Gemini is expected to surpass the renowned ChatGPT, powered by OpenAI’s GPT-4 model, and preliminary private tests have shown promising results. Fueled by significantly enhanced computing power, Gemini has outperformed GPT-4, particularly in FLOPS (Floating Point Operations Per Second), owing to its access to a multitude of high-end AI accelerators through the Google Cloud platform.

SemiAnalysis, a research firm affiliated with Substack Inc., expressed in an August blog post that Gemini appears poised to “blow OpenAI’s model out of the water.” The extensive compute power at Google’s disposal has evidently contributed to Gemini’s superior performance.

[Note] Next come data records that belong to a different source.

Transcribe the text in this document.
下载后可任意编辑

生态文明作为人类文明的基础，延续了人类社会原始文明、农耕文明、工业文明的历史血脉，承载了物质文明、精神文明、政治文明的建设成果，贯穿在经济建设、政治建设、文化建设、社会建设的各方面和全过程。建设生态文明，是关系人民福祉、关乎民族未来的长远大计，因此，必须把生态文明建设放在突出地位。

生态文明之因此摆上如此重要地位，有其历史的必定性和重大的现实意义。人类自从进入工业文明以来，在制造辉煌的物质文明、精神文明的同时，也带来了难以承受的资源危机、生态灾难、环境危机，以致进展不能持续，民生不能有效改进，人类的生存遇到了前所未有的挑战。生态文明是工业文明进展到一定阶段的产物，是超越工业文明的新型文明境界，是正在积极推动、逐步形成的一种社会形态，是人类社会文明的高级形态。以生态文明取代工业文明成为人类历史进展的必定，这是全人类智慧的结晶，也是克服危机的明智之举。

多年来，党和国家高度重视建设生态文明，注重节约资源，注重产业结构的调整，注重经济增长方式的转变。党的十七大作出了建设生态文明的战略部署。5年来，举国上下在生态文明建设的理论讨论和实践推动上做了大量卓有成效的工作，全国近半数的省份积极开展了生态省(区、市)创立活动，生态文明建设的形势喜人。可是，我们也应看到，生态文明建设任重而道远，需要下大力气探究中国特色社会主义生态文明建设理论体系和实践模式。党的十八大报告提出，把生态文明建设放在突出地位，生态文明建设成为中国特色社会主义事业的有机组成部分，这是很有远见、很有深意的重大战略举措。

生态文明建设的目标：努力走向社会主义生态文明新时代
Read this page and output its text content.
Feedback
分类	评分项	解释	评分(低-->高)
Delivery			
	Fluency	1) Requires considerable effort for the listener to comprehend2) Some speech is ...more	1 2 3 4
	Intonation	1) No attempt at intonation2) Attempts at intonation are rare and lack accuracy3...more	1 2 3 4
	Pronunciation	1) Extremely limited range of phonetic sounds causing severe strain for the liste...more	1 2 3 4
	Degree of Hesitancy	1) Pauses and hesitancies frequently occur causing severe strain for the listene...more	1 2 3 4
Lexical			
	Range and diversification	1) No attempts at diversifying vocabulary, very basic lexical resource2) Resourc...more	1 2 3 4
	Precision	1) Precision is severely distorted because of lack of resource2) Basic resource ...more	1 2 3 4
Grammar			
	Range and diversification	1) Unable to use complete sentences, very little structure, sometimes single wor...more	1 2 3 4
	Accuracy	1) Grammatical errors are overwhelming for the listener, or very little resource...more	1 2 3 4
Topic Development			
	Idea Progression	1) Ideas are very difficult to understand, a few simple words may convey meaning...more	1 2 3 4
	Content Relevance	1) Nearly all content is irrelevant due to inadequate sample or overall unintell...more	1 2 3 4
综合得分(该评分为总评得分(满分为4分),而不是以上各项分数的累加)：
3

Google’s Vice President and Manager of Bard and Google Assistant, Sissie Hsiao, offered insights into Gemini’s capabilities, citing examples like generating novel images in response to specific requests, such as illustrating the steps to ice a three-layer cake.

While Google’s current generative AI offering, Bard, has showcased noteworthy accomplishments, it has struggled to achieve the same level of consumer awareness as ChatGPT. Gemini, with its unparalleled capabilities, is expected to be a game-changer, demonstrating impressive multimodal functionalities never seen before.

During the initial announcement at Google’s I/O developer conference in May, the company emphasized Gemini’s multimodal prowess and its developer-friendly nature. An application programming interface (API) is under development, allowing developers to seamlessly integrate Gemini into third-party applications.

As the world awaits the delayed unveiling of Gemini, the stakes are high, with Google aiming to revolutionize the AI landscape and solidify its position as a leader in generative artificial intelligence. The postponed launch only adds to the anticipation surrounding Gemini’s eventual debut in the coming year.